26 March 2010

Excessively Aged Internet Sausage Links

Late again, I know; hopefully, I'll be able to get back on track next week, including the unconscionably delayed Package and GBS essays. In the meantime, though, chew your way through these sausages (but please, please don't inquire how they were made — especially not the first one).
  • In remarkably restrained language, Carrie Vaughn described why she left the publisher of her NYT-bestselling Kitty Norville series for another publisher. And it wasn't about money. As should be obvious, I was particularly (un)amused by the misstatements made in the comments by "A Publishing Insider."
  • Starting in June, The Times and The Sunday Times will be erecting a paywall. And as of that time, no further material from those papers will appear here.

    I was forced to watch, up close and personal, as NewsCorp did the initial destruction of The Times in the late 1980s. As a matter of principle, I don't link to material behind paywalls (it's not that I think paywalls are inherently evil so much as that such links don't belong in a free-to-read blawg... not to mention that I'm too cheap to subscribe anyway).

  • Copyrights extend to more than just the copies, even for tax purposes. This is one of those "well, duuuuh" decisions that it seems surprising to find today, because the "answer" is inherent in the underlying copyright law (not to mention the Berne Convention, at a higher level of abstraction). The snarky rejoinder that tax authorities tend not to pay a whole lot of attention to context is probably more than justified...
  • And now, some tea leaves for Justice Stevens's departure — from an odd perspective. (If you're reading this, you probably appreciate odd perspectives anyway.) The decision issued a few days ago in United Student Aid Funds v. Espinosa, No. 08–1134 (23 Mar 2010) (PDF) doesn't seem to be much of a tea leaf, does it? The key is that it was a unanimous decision turning on a technical question of civil procedure... and it was authored by Justice Thomas, not by Justice Stevens. I was a bit surprised by it, but not a lot: The real question presented is not what was stated on the petition, but the more functionally aware

    Is failure to make the required undue hardship finding under § 528 of the Bankruptcy Code a jurisdictional defect that allows an aggrieved party to reopen the judgment as void under Fed. R. Civ. P. 60(b)(4)?
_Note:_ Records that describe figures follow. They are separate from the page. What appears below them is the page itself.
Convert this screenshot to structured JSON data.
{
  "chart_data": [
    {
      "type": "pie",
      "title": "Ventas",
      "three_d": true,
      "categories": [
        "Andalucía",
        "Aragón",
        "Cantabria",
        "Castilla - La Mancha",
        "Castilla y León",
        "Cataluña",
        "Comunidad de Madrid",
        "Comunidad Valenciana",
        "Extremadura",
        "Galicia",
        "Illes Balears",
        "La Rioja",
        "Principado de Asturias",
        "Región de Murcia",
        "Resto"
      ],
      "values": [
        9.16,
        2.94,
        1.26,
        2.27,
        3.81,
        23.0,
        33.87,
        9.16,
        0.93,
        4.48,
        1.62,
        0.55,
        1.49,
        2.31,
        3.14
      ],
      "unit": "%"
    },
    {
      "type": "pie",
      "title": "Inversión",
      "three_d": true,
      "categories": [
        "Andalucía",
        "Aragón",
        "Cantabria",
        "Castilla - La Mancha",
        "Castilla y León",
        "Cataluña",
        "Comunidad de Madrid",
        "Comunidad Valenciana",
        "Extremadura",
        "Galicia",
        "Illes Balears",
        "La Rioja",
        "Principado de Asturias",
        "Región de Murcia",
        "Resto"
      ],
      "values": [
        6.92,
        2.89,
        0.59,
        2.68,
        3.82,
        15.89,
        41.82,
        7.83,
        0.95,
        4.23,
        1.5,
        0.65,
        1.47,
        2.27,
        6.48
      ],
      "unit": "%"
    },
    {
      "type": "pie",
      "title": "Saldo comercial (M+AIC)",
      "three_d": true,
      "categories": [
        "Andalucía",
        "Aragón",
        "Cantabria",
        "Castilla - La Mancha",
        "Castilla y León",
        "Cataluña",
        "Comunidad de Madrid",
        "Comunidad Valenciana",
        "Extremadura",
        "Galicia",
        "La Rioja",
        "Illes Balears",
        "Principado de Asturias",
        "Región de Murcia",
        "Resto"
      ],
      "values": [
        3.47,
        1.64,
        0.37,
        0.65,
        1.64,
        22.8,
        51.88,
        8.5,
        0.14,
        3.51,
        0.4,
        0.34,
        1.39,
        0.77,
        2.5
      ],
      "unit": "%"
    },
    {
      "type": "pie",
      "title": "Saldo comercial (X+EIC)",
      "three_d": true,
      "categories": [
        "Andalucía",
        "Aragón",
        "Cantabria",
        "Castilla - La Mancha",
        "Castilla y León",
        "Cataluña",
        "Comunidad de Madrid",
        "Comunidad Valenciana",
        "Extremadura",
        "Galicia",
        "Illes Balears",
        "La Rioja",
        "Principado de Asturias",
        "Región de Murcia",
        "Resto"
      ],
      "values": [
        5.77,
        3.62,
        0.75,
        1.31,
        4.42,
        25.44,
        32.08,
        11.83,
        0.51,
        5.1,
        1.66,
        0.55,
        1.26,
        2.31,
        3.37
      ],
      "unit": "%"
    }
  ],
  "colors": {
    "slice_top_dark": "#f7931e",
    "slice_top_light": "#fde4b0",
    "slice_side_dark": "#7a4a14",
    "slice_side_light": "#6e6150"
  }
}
    The answer to this is pretty darned apparent, particularly in light of Muchnick: No. A finding not made in the course of litigation is not, and can never be, a jurisdictional defect.

    I thus find myself agreeing with Justice Thomas. Again. And remembering that Justice Stevens has had a long tendency to not just be in the majority, but to write, hard-core civ pro decisions.

  • The Somali pirates' business model (HT: Ashley Grayson). Application to intellectual property pirates is left as an exercise for the student.